The poor prognosis of patients initiated on AP plus OAC compared with those treated with OAC alone was not surprising, considering the baseline disease characteristics. However, the observation of poorer outcomes in patients given the combination following AF diagnosis but without indications supporting the use of AP therapy highlights an important practical consideration. Physicians need to fully consider if the immediate initiation of AP therapy in addition to OAC is appropriate in newly-diagnosed patients with AF – a perception among some physicians that ‘more is better’ – or whether OAC treatment alone is more appropriate in the absence of underlying vascular disease diagnosis.

References

1. Kirchhof P, Benussi S, Kotecha D, et al. 2016 ESC Guidelines for the management of atrial fibrillation developed in collaboration with EACTS. Eur Heart J. 2016;37:2893–962.

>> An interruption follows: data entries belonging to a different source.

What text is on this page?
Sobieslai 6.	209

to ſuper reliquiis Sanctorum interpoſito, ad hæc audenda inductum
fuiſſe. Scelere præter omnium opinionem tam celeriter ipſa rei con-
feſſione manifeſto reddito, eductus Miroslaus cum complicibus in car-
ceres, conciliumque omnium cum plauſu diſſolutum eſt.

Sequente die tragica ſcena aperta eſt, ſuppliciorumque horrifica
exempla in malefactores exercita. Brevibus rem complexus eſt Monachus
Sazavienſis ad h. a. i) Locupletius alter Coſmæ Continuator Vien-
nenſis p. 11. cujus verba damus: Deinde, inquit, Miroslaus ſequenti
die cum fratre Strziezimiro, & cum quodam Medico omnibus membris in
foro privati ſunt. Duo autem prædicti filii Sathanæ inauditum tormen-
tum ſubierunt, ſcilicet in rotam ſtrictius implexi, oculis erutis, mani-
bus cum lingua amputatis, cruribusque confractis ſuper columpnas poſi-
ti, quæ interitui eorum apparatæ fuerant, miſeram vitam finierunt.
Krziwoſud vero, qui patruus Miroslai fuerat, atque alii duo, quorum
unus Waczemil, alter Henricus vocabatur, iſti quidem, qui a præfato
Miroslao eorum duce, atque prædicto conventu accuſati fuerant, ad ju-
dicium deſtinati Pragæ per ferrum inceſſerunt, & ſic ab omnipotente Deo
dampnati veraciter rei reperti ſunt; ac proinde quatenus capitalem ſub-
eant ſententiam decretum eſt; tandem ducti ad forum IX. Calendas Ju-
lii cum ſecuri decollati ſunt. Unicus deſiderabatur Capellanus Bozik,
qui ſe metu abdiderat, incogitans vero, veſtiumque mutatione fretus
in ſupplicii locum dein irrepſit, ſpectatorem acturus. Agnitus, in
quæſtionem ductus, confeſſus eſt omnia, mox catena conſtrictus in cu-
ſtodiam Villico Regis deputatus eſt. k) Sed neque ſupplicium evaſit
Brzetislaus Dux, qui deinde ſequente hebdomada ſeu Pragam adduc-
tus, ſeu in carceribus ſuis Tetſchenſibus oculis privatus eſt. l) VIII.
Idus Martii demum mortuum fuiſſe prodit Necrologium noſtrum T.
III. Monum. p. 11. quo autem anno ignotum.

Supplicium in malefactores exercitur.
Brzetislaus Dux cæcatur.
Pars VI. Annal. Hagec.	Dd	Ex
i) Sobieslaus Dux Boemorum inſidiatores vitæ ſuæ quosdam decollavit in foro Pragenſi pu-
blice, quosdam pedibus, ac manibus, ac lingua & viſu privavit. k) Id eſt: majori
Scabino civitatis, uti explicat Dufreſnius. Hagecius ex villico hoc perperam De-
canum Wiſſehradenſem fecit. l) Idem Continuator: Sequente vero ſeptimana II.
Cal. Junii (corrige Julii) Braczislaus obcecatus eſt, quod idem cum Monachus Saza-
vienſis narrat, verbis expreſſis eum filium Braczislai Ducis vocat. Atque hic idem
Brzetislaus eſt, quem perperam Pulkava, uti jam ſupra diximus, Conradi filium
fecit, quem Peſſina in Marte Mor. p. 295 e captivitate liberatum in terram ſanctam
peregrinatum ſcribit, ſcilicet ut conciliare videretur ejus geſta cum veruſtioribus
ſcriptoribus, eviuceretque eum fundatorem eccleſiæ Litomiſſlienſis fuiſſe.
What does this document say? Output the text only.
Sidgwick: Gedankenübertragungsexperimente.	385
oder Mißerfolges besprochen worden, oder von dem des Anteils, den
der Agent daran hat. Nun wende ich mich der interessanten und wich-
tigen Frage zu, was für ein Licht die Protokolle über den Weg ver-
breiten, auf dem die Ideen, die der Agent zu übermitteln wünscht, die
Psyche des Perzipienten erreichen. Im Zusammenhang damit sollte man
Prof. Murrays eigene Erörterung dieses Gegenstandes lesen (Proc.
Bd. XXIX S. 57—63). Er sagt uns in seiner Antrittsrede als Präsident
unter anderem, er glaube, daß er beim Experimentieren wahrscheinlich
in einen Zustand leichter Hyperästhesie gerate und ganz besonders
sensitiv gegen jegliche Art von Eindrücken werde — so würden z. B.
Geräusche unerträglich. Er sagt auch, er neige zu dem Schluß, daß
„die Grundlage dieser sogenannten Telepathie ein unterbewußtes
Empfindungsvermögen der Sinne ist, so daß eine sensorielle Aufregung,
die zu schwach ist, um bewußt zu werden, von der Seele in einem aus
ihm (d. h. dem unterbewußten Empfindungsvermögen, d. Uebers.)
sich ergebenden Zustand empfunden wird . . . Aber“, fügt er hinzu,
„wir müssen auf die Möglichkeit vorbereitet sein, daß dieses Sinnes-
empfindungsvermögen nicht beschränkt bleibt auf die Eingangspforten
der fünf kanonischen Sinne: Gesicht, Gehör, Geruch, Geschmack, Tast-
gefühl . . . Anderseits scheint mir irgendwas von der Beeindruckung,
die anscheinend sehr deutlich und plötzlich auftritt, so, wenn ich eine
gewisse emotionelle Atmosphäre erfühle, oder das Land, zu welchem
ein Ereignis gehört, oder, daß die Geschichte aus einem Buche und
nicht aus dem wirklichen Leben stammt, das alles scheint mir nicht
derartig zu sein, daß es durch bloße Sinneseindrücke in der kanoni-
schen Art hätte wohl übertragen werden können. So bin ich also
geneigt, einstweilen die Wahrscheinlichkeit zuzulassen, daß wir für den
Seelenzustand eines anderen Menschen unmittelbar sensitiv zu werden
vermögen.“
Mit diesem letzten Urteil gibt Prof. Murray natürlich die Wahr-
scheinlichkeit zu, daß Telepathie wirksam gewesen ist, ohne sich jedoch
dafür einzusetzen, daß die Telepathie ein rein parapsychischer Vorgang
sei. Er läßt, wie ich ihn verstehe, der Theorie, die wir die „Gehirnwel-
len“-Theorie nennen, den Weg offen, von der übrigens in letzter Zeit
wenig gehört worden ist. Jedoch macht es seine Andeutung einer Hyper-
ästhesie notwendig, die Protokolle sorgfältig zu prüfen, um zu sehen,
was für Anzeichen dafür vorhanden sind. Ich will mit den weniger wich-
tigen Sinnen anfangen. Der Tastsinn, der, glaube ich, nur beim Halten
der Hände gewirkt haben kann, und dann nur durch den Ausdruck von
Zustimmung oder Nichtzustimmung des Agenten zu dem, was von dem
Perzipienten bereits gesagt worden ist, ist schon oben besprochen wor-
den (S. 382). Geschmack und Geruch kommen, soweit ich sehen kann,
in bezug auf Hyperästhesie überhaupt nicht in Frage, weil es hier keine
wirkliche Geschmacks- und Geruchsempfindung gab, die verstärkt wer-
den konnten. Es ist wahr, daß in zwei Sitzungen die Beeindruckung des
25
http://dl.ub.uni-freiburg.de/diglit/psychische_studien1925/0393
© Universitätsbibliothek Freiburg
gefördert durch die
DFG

2. Sindet-Pedersen C, Lamberts M, Staerk L, et al. Combining oral anticoagulants with platelet inhibitors in patients with atrial fibrillation and coronary disease. J Am Coll Cardiol. 2018;72:1790–800.
3. Verheugt FWA, Gao H, Al Mahmeed W, et al. Characteristics of patients with atrial fibrillation prescribed antiplatelet monotherapy compared with those on anticoagulants: insights from the GARFIELD-AF registry. Eur Heart J. 2018;39:464–73.